Anda di halaman 1dari 7

BAB I

PENDAHULUAN

A. Latar Belakang Masalah

Paradigma merupakan konsepsi, model atau pola pemikiran yang sifatnya umum dan mendasar.
Paradigma bukan teori, tetapi merupakan pemikiran yang teoritis yang menuju kepada pengembangan
teori tentang sesuatu, dan pemikiran teoritis ini menjadi dasar fundamental bagi paraktek.

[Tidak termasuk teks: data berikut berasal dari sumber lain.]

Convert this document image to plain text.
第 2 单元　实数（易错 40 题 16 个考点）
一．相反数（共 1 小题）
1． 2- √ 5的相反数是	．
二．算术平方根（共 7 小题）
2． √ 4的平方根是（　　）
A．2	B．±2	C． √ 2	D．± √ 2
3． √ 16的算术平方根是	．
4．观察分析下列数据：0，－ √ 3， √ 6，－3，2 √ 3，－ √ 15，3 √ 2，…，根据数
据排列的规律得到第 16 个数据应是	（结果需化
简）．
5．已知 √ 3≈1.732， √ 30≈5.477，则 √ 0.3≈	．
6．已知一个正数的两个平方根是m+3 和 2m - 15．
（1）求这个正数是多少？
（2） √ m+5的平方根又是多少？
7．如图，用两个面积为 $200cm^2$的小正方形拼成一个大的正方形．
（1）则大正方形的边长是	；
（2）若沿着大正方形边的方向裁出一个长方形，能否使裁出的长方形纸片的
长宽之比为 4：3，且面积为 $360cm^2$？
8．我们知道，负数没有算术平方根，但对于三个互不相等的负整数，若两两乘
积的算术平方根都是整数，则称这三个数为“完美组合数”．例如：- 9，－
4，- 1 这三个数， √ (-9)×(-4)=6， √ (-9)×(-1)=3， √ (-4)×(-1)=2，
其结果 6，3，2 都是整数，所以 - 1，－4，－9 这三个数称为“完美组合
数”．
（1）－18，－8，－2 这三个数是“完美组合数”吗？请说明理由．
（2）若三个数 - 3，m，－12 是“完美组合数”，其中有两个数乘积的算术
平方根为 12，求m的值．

Paradigma pendidikan merupakan pemikiran teoritis yang sifatnya mendasar yang dipakai sebagai latar
belakang bagi disusunnya suatu framework untuk pelaksanaan pendidikan. Biasanya paradigma itu
dinyatakan dalam bentuk skema, yang memperlihatkan hubungan – hubungan antara unsur – unsur yang
terlibat didalamnya. Paradigma bukanlah sistem, tetapi dalam suatu sistem terdapat sejumlah
paradigma, yang merupakan konsep dasar dalam pelaksanaan sistem itu. Namun sebuah paradigma
dapat berkembang menjadi sebuah sistem.

Sebuah paradigma dapat berubah tergantung sejauhmana kebenaran paradigma itu masih dapat
diterima. Proses pengembangan sains menurut Thomas Kuhn mengikuti paradigma yang dimulai dengan
tahap “pra sains”, diikuti tahap “sains normal” lalu periode “sains luar biasa”, lalu tahap “sains normal”
kembali dst.[1] Dimana proses itu merupakan lingkaran kegiatan dan demikian terjadi struktur revolusi
ilmu pengetahuan menurut Kuhn. Karena itu sebuah paradigma dapat berubah menjadi paradigma baru
apabila paradigma lama itu mendapatkan dikritik terhadap kelemahannya.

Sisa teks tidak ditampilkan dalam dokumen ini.